Science can’t tell you what is worth doing. And that’s probably okay.

I used to be the kind of a person who is obsessed with science, evidence, and facts. I thought that if we follow evidence wherever it leads, we’ll have all our questions answered. I thought that nearly all problems are due to insufficient education. If only we can teach everyone about how science works and how do we know what we know is true, the whole world will reject superstition, get rid of tribal conflict, save the planet from climate change, and live happily ever after together, exploring the stars.

It took me some time to realize that there exists a lot of questions that science is unable to answer.
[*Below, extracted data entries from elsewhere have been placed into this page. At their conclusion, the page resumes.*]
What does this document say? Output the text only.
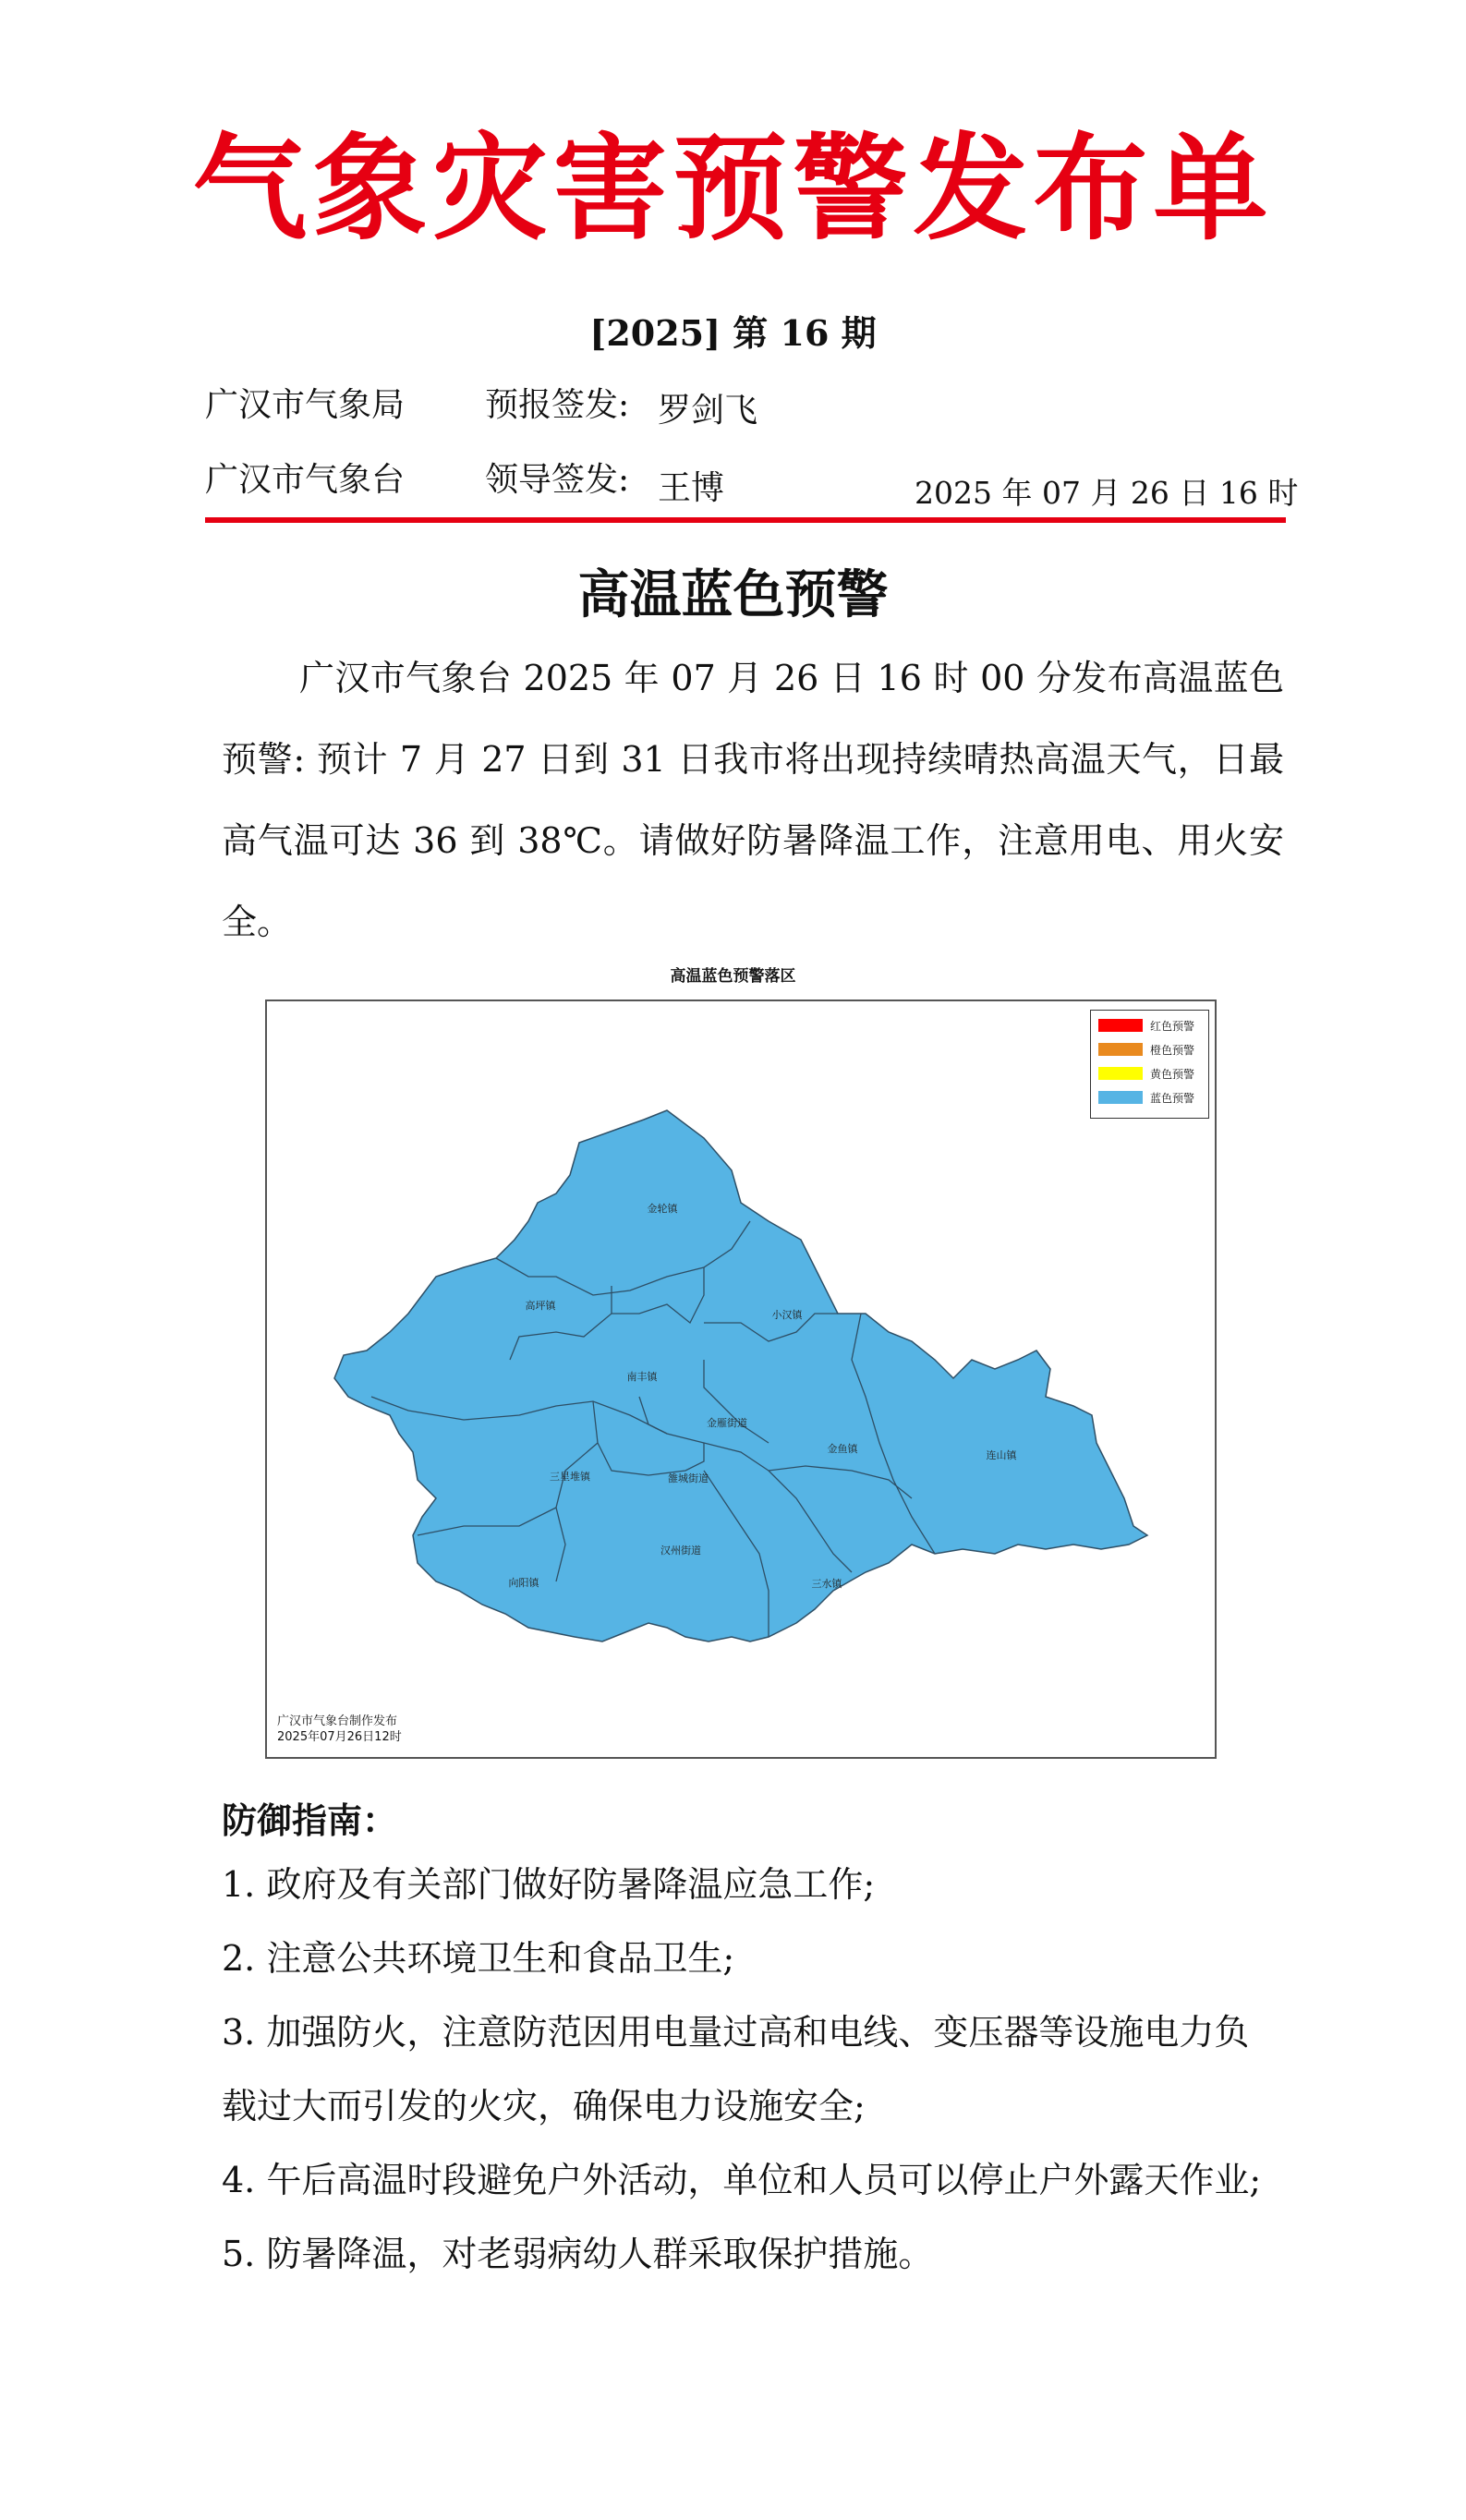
气象灾害预警发布单
[2025] 第 16 期
广汉市气象局 预报签发: 罗剑飞
广汉市气象台 领导签发: 王博	2025 年 07 月 26 日 16 时
高温蓝色预警
广汉市气象台 2025 年 07 月 26 日 16 时 00 分发布高温蓝色预警: 预计 7 月 27 日到 31 日我市将出现持续晴热高温天气，日最高气温可达 36 到 38℃。请做好防暑降温工作，注意用电、用火安全。
高温蓝色预警落区
金轮镇
高坪镇
小汉镇
南丰镇
金雁街道
连山镇
三星堆镇	雒城街道
金鱼镇
汉州街道
向阳镇	三水镇
红色预警
橙色预警
黄色预警
蓝色预警
广汉市气象台制作发布
2025年07月26日12时
防御指南：

1. 政府及有关部门做好防暑降温应急工作;

2. 注意公共环境卫生和食品卫生;

3. 加强防火，注意防范因用电量过高和电线、变压器等设施电力负载过大而引发的火灾，确保电力设施安全;

4. 午后高温时段避免户外活动，单位和人员可以停止户外露天作业;

5. 防暑降温，对老弱病幼人群采取保护措施。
Coincidentally, these are usually of the most important kind. Even though science is the best tool we have to discover how the world works, it’s pretty helpless when it comes to deciding what should happen next. We can use science to predict all possible consequences of every choice, but someone will still need to decide “Is this what I want? Out of all the options at hand, which outcome should we prefer and why?”.

There’s no objective answer to questions of this kind.

After testing everything you can, and gathering all possible evidence what will happen in each case, you’ll still need to make a value judgement which of these outcomes is better. You’ll need to say that you value one thing more than another for no other reason that this is what feels right.

Of course, there are moral frameworks inspired by science. They value human life, because it’s the most complex thing in the known Universe, or because there’s no evidence there will be an afterlife to look forward to. The most popular one of such moral frameworks is utilitarianism that seeks to maximize happiness and minimize suffering of all sentient creatures on Earth.

But there’s no law of the Universe saying pain is bad and happiness is good.

A different moral system could say that pain is good as long as it fuels growth. Taken to its logical consequence, pure utilitarianism would lock us all in virtual realities, so that we can experience nothing but everlasting joy. If that feels somehow wrong, it means there are things in live that you value more than the experience of permanent bliss. Again, you value them because of your choice, gut feeling, subscribing to some moral code, not because there is objective evidence that valuing such things is better. Saying that something is better is already a value judgement of its own.

Using science as the only tool to make sense of the world is like trying to communicate in a language that only has adjectives and nouns. We can analyse, classify, and write down all the facts, but no one has any clue about what happens next. (Then someone tries to make the nouns behave like verbs, and we end up with Java, the most utilitarian language of all).

Science provides no moral solid ground on its own.

There can be no evidence of what is right or wrong. For someone who strongly believes in evidence and wants to build their whole world on top of that, this may come as a shock. You may spiral into outright nihilism like I did, unable to find any goal since they’re all equally arbitrary and therefore meaningless.

But in the end you may realize, we’ve all been building our castles in clouds for the whole time. Even though there’s no solid ground beneath, they are all somehow working just fine.